Thays Acaiabe: Cheguei ao CCJF em 2024 e, desde então, trabalho ao lado da Flávia Miranda, no Setor de Artes Cênicas e AudioVisual. Sou responsável, junto com a chefe de setor, pela análise e seleção de projetos nessas áreas, sempre buscando obras que dialoguem com nosso compromisso institucional com a cultura, a diversidade e o acesso democrático às artes. Também acompanho produções, mediações, debates e mostras.

Outra parte central do meu trabalho é organizar as produções e adequá-las às diretrizes e normas do Centro Cultural.

VITRAL: Conte-nos alguma curiosidade ou caso que considere memorável, seja profissional ou pessoal… 

Thays Acaiabe: Uma das experiências mais marcantes que vivi no CCJF foi acompanhar o Transcineclube, um projeto essencial para a inclusão de pessoas trans no audiovisual.
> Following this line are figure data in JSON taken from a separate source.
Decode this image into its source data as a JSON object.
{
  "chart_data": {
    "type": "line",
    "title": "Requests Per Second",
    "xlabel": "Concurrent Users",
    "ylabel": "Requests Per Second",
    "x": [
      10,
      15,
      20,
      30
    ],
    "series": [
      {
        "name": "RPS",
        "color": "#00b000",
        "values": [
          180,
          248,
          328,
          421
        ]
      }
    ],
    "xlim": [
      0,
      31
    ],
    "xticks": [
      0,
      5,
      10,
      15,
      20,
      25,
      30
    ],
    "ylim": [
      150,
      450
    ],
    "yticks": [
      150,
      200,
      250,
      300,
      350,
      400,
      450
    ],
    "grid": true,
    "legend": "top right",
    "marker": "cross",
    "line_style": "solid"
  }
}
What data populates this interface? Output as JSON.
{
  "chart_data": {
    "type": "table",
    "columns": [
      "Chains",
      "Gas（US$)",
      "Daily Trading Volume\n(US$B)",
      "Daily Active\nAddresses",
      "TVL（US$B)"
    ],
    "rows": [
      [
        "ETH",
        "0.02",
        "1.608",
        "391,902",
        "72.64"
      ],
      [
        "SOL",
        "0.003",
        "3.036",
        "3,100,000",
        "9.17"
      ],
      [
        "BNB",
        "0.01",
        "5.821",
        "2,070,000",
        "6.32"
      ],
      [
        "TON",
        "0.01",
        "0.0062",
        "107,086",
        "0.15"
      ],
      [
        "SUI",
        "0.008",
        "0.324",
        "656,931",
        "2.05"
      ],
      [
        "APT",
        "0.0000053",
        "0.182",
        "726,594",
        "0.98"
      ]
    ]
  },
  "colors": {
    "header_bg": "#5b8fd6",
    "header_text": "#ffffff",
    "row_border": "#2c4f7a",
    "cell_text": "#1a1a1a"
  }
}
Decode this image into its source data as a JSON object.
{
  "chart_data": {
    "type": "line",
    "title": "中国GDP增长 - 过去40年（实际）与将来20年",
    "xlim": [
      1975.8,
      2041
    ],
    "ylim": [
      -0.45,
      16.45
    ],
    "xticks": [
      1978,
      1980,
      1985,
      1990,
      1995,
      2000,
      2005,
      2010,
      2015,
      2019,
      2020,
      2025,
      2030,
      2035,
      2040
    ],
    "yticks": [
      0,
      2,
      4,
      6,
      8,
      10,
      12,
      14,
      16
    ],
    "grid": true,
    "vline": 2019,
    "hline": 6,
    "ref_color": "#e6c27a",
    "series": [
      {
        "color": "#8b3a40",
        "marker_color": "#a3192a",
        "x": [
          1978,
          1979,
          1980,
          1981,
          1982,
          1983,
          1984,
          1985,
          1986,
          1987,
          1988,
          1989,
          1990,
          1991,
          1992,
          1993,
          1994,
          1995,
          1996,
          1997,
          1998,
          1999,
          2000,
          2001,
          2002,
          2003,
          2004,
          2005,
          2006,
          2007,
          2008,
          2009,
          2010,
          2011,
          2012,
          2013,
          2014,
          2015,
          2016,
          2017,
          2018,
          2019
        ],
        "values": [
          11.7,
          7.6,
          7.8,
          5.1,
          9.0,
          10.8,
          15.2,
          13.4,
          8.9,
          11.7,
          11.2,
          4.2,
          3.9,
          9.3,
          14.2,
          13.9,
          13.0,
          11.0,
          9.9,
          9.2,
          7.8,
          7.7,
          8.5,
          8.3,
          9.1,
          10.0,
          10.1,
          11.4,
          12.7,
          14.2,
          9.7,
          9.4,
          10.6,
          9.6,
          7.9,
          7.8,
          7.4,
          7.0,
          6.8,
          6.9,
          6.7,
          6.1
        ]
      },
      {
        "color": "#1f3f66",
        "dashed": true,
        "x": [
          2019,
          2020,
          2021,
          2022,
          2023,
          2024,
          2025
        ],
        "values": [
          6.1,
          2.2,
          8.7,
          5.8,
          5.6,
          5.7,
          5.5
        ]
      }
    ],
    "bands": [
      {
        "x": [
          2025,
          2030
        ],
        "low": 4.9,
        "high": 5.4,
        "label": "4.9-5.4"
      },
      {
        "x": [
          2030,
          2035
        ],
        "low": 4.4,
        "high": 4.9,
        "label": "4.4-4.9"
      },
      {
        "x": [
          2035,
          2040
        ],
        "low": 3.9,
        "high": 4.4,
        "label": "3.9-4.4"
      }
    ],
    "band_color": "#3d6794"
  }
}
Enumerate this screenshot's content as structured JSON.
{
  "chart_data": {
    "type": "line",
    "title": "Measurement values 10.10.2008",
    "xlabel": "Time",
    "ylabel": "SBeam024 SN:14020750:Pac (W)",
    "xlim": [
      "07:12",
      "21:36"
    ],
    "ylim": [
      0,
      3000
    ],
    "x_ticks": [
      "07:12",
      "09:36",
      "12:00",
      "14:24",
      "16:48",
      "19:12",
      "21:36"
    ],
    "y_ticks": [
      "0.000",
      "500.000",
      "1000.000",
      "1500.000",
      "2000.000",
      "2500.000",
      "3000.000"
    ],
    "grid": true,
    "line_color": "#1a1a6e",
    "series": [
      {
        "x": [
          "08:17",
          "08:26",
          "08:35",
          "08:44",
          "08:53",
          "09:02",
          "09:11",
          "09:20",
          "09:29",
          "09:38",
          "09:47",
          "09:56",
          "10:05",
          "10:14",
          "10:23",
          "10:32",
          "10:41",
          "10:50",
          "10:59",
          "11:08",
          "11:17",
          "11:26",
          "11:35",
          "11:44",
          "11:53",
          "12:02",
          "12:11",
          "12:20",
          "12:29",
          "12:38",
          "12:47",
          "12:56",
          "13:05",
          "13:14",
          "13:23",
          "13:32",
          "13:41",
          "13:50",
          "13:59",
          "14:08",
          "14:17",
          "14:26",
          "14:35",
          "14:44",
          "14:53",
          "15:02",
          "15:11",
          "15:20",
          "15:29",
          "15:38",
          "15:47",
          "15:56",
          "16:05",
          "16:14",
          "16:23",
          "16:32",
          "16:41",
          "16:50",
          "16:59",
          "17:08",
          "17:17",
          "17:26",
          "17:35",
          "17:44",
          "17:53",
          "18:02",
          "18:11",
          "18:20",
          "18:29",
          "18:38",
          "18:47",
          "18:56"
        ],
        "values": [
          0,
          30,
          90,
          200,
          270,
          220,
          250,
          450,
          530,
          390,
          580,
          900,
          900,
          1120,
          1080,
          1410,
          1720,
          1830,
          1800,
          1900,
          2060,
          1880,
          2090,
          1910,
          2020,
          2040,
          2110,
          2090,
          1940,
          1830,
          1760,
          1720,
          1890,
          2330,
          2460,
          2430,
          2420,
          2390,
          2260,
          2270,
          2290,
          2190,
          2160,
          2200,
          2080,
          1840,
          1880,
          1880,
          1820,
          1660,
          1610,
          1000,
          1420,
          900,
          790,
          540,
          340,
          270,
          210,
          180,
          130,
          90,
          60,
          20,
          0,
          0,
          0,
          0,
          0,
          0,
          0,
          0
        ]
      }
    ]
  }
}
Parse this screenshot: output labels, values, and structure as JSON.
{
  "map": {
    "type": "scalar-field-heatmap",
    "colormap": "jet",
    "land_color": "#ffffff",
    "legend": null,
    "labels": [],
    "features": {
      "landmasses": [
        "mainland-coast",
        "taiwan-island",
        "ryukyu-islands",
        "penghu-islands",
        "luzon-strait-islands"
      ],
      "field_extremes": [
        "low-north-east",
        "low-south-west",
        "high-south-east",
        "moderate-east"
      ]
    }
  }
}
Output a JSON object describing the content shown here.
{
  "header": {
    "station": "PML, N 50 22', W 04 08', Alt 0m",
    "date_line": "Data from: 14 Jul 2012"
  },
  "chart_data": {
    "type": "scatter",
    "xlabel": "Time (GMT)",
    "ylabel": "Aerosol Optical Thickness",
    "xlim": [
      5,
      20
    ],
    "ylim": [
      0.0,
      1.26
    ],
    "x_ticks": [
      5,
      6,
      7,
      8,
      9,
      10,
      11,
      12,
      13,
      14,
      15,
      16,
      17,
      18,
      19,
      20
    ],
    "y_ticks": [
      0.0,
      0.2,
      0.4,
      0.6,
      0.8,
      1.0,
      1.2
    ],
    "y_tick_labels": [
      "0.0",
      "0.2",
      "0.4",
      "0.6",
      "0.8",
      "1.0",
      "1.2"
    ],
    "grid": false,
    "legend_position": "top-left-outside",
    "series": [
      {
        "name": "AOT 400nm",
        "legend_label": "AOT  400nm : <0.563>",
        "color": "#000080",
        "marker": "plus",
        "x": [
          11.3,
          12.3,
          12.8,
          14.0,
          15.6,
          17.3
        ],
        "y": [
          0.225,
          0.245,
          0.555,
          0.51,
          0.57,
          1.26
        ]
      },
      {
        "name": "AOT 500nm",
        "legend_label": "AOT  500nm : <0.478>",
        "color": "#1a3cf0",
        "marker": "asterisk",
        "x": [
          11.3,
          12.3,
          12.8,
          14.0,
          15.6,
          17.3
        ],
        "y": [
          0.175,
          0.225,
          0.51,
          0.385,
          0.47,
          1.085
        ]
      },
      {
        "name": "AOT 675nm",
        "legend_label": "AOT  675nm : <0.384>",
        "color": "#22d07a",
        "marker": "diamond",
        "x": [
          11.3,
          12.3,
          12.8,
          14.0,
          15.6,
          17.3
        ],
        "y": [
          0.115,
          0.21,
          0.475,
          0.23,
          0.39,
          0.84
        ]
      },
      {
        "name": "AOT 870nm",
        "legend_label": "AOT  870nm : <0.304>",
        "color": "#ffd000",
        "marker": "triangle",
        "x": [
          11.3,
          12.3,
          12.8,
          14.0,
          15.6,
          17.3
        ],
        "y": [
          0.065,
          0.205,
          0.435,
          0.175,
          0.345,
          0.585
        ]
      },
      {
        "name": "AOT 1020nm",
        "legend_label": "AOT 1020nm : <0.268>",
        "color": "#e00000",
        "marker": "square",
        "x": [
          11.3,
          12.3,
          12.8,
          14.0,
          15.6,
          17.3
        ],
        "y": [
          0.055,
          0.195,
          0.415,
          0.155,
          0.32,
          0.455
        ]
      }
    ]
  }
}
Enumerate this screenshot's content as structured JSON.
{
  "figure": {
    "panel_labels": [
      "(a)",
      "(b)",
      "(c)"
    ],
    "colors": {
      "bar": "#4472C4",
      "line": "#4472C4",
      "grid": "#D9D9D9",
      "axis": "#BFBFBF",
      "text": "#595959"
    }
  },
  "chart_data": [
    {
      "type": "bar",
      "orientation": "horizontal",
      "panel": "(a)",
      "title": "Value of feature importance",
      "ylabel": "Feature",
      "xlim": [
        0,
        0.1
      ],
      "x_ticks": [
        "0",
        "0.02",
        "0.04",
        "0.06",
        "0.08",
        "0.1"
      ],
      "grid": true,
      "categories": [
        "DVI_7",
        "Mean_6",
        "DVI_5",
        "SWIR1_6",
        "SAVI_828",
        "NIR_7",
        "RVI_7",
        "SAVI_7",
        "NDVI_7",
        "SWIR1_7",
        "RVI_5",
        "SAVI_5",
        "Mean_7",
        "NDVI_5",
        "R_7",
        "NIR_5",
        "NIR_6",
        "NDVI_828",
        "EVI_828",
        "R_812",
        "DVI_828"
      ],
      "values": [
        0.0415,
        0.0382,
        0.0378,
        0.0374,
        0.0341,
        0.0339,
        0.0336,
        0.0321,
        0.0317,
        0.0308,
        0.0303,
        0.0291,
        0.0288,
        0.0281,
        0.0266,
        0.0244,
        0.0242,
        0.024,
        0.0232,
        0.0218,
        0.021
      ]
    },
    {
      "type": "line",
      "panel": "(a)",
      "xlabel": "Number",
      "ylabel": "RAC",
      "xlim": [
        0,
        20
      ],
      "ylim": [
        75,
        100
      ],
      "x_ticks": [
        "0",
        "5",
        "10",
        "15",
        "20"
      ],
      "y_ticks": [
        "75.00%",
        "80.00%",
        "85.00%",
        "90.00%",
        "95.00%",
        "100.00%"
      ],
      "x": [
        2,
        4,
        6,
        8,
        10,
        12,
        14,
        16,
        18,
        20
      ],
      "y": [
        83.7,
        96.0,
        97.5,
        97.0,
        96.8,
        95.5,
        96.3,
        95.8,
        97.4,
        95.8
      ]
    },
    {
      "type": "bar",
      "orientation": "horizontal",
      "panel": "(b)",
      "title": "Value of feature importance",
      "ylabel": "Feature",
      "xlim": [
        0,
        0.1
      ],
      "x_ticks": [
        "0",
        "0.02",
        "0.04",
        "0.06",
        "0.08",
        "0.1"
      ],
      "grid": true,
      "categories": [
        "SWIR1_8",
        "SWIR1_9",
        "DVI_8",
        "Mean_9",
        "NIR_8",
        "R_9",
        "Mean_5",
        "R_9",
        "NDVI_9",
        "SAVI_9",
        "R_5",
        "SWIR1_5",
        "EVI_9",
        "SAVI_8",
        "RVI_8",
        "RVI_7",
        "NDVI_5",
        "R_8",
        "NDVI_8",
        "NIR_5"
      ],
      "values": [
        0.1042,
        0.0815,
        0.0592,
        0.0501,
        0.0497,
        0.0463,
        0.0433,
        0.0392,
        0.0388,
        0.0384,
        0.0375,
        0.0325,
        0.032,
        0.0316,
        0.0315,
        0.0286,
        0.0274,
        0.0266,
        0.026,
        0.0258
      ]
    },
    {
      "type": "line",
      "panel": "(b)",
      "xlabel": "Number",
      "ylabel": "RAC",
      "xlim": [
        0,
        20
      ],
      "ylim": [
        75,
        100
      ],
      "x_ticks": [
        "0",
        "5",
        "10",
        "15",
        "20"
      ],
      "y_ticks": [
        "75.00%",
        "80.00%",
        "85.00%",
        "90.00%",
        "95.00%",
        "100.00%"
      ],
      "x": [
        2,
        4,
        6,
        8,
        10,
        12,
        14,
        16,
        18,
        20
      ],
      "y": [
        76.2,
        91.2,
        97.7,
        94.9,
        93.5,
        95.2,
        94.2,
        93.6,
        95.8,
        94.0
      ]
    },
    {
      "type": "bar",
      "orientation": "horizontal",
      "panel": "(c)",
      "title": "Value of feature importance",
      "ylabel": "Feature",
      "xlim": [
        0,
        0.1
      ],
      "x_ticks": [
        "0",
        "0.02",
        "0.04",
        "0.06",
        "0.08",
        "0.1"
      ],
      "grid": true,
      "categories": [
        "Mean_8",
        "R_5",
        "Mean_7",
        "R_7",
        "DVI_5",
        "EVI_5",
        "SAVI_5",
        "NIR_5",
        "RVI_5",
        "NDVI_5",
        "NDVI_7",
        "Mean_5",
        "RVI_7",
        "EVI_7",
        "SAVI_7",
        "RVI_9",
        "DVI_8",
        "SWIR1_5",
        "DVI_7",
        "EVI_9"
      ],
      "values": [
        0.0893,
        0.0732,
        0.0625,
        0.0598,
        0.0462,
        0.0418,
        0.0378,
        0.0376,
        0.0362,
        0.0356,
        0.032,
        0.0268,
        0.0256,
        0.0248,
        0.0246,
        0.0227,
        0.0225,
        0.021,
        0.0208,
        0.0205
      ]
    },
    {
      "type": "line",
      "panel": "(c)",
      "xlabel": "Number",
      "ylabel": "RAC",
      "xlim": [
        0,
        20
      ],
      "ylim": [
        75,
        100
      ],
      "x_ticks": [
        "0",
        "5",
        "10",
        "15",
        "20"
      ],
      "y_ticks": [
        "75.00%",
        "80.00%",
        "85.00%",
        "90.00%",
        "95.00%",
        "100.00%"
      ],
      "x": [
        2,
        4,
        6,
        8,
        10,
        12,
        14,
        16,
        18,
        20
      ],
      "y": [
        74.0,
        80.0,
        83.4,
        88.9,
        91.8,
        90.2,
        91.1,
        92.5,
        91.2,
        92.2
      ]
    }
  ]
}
Durante seis meses, o cineclube ocupou o Centro Cultural com filmes, performances e debates conduzidos por artistas trans. Ver uma instituição pública, historicamente pouco acessível a esses corpos, tornar-se um espaço seguro e vibrante foi profundamente emocionante.

Outra memória especial foi acompanhar de perto grandes artistas e produções que passaram pelo CCJF, como Sala Branca, A Descoberta das Américas e Abdias Nascimento.  

VITRAL: Nos conte um pouco sobre o processo de idealização da Mostra Cultural Consciência Negra, que chegou na 2ª edição este ano, no mês de novembro e foi um sucesso.

Thays Acaiabe: Cheguei ao CCJF em agosto de 2024, e a Mostra Cultural Consciência Negra nasceu de uma ideia da minha chefe, Flávia Miranda, uma grande aliada na luta pela equidade racial. Neste 2º ano da Mostra, tivemos o apoio fundamental dos nossos estagiários, Lucas de Melo e Emanuelle Mafra Castro. Ela surgiu da necessidade urgente de dar visibilidade a artistas, produtores e produtoras negras do Rio de Janeiro e de aproximar o CCJF de vozes que, historicamente, quase não ocupavam esse espaço.

Sendo uma das poucas mulheres negras concursadas do órgão, sei que minha presença aqui também carrega a responsabilidade de abrir caminhos. A Mostra busca ser um ambiente de afirmação, celebração e reflexão, reunindo cinema, debates, artes cênicas, literatura, música e artes visuais. Mais do que programação, é um gesto político que homenageia a resistência do povo negro e reafirma nosso direito à memória e ao protagonismo dentro de uma instituição pública.

Em 2025, ampliamos ainda mais essa potência com a entrada oficial dos setores de Música, Literatura e Exposições. Sou muito grata ao apoio das minhas colegas e da Diretora de Cultura, Maria do Carmo Oliveira.